A way to do so would be to invest in small modular reactors (SMRs), which are cheaper to construct and can serve as reliable sources of low-carbon energy even away from large grid systems, which would obviate the need for upgrading grids in certain areas at great cost. In addition, a combination of renewables with nuclear could boost both the resilience and flexibility of energy generation in the country.
“Currently, nuclear power plants tend to be operated as ‘baseload generation’ such that they are always producing electricity, which can sometimes lead to wasted electricity and poor economic incentives for the nuclear power plant,” Herrera Estrada explains. “However, nuclear reactors, particularly small modular reactors, can be operated in a more flexible manner such that they decrease generation when there is a lot of power generated by renewables and increase generation when there is higher electricity demand or fewer contributions from renewables. Changing the operation of nuclear power towards a more flexible model using smaller reactors may help improve the economic and financial landscape currently faced by the nuclear sector.”

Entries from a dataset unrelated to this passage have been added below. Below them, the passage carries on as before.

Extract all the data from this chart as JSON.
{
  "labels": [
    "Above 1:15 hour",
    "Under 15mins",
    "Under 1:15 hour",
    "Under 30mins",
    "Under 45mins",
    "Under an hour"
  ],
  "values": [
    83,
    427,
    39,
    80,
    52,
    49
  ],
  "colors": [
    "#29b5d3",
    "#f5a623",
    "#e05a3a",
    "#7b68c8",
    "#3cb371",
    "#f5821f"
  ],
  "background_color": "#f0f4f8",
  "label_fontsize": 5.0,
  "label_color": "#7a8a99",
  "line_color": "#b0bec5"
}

Several U.S. companies are working on mini reactors in order to make them more cost-effective and scalable. Some of the latest small light-water modules can generate as much as 60 megawatts of electricity using a scaled-down version of pressurized water reactor technology. Smaller reactors are far more flexible than larger conventional reactors and can be scaled up or down, depending on local energy needs. If need be, a future power plant could theoretically house only a couple or up to a dozen of these smaller power modules.
SMRs parts can be premade and assembled in a factory and shipped to various locations, which can drastically reduce construction costs and the time it takes to get a new power plant up and running. Just as importantly, owing to their simpler, compact designs, SMRs can also be deployed to locations, such as isolated and sparsely populated areas, where larger nuclear power plants would not be feasible either for economic or geographical reasons. SMRs can also be employed to replace or repower ageing nuclear power plants or else to complement existing power plants.
“Increasing nuclear power generation does appear as an important and perhaps even necessary step in achieving a low-carbon energy sector within the next few decades,” Herrera Estrada says. “Decarbonizing the energy sector is a system-wide challenge that involves engineering, economics, and politics. When we think of an idea for decarbonizing the electricity sector, we need to consider it in relation to the system as a whole and also think of the associated economic and political landscaped that such an idea would face,” he elucidates.
“However,” he adds, “appropriate financing, economic incentives, and political capital will be necessary to expand the current nuclear energy capacity in the U.S.”